Martin van Valckenborch, el viejo, acabó siendo un personaje dentro de su torre, y tan era así que casi nadie podía mencionar su nombre a propósito de tan significativa obra, reproducida por doquier al pairo de las más peregrinas excusas. La obra guardada en Dresde, la más desgraciada ciudad entre todas por los bombardeos aliados, no era la más famosa de las muchas versiones que tanto gustaban a los germanos en medio de sus creencias en la capacidad del creyente de encontrar el orden en el desgobierno, ese caos del que se sentían culpables desde la Reforma. Sin duda la obra de Pieter Bruegel, era mucho más conocida, Hendrick van Cleve se había demorado en numerosas versiones y el hermano de Martín, Lucas, también había dado su opinión del tema. A la información tan valiosa sobre los sistemas de construcción, se añadía la idea de la moralidad del pasaje bíblico, secretamente se convertiría por reiterado, en un desafío a los designios de Dios; antes de ser abandonada la Torre, el Zigurat, demostraba que el esfuerzo unido, sin de la intervención de un patrón celoso y ruin, el Hombre podía soñar con llegar al Cielo por su propios medios.

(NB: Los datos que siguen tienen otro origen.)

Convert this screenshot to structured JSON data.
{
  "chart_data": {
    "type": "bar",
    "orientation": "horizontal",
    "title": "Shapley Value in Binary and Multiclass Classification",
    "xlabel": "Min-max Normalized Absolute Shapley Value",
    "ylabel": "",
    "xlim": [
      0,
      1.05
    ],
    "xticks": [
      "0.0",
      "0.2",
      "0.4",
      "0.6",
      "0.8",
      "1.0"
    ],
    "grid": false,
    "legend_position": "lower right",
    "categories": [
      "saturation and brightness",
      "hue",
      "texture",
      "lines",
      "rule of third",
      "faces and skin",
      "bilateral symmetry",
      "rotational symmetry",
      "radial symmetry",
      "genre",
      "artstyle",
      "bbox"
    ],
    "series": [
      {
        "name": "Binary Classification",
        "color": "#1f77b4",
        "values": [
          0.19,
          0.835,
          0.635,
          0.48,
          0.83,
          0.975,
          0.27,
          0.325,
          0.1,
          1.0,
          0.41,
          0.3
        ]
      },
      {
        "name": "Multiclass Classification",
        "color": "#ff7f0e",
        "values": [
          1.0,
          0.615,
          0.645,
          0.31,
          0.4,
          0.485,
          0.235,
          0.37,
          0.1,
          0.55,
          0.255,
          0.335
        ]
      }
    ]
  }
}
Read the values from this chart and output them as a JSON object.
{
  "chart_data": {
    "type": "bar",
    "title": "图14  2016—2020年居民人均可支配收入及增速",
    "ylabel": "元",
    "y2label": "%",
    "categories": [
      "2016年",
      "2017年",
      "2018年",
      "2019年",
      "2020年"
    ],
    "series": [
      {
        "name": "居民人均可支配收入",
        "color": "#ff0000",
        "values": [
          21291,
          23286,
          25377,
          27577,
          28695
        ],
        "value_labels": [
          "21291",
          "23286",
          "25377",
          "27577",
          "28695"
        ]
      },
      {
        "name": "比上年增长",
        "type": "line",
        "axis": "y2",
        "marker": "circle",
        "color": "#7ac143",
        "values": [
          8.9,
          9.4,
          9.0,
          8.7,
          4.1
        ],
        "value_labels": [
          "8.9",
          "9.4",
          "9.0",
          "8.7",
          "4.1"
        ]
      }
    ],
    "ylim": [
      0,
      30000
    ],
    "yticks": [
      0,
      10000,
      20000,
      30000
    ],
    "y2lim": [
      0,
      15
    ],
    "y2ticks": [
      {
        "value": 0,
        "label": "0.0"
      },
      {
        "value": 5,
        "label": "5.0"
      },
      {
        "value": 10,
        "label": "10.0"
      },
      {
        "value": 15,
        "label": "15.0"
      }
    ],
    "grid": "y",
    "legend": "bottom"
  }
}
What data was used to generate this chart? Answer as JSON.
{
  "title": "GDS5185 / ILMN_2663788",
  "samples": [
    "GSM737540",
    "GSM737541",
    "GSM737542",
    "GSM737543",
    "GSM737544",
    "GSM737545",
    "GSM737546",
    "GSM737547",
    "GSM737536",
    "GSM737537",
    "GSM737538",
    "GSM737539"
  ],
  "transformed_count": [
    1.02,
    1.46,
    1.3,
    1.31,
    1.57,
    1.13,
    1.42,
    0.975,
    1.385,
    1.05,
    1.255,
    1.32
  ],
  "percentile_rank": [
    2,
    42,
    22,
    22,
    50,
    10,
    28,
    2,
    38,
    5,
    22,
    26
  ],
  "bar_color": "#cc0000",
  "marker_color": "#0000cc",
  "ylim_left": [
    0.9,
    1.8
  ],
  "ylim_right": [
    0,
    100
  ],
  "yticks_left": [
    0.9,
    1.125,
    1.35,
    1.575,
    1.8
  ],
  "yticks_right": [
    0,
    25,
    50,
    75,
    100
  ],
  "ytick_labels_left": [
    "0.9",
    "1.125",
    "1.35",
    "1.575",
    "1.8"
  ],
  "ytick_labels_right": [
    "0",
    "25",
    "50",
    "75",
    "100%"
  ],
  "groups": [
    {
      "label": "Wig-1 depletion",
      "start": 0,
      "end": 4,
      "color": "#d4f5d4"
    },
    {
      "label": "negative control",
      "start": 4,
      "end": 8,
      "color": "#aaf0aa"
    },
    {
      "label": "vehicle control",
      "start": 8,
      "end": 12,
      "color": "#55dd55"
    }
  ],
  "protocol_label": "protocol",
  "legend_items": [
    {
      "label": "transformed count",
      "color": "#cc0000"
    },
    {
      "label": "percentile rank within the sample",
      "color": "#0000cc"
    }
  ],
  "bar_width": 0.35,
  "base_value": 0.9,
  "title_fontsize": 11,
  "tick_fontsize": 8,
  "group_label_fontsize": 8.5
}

Martin, sin embargo no era precisamente recordado por sus muchas ejecuciones de la torre, a veces muy cercana la babilónica que se descubriría siglos más tarde, y pasó a su archivo personal como otro más de esos obsesivos pintores de tema particular, esa forma de ser artista que tan buenos resultados había dado a las vanguardias y sus epígonos. No dejó de anotar que en alguna versión, por ejemplo, la del fresco de Mattia Bortoloni en la Villa Cornaro, recordaba al Monumento a la Tercera Internacional o Torre Tatlin, al final una torre sí acabaría siendo una respuesta a la divina providencia, no sólo de progreso, del mismo que nunca fue entendido como tal, dependiente del lado desde el que se estuviera en la construcción de las mismas, sino también de la futilidad de toda obra humana.
«Regreso del viaje que no recuerdo haber comenzado, y me llaman bárbaro, sólo eso comprendo».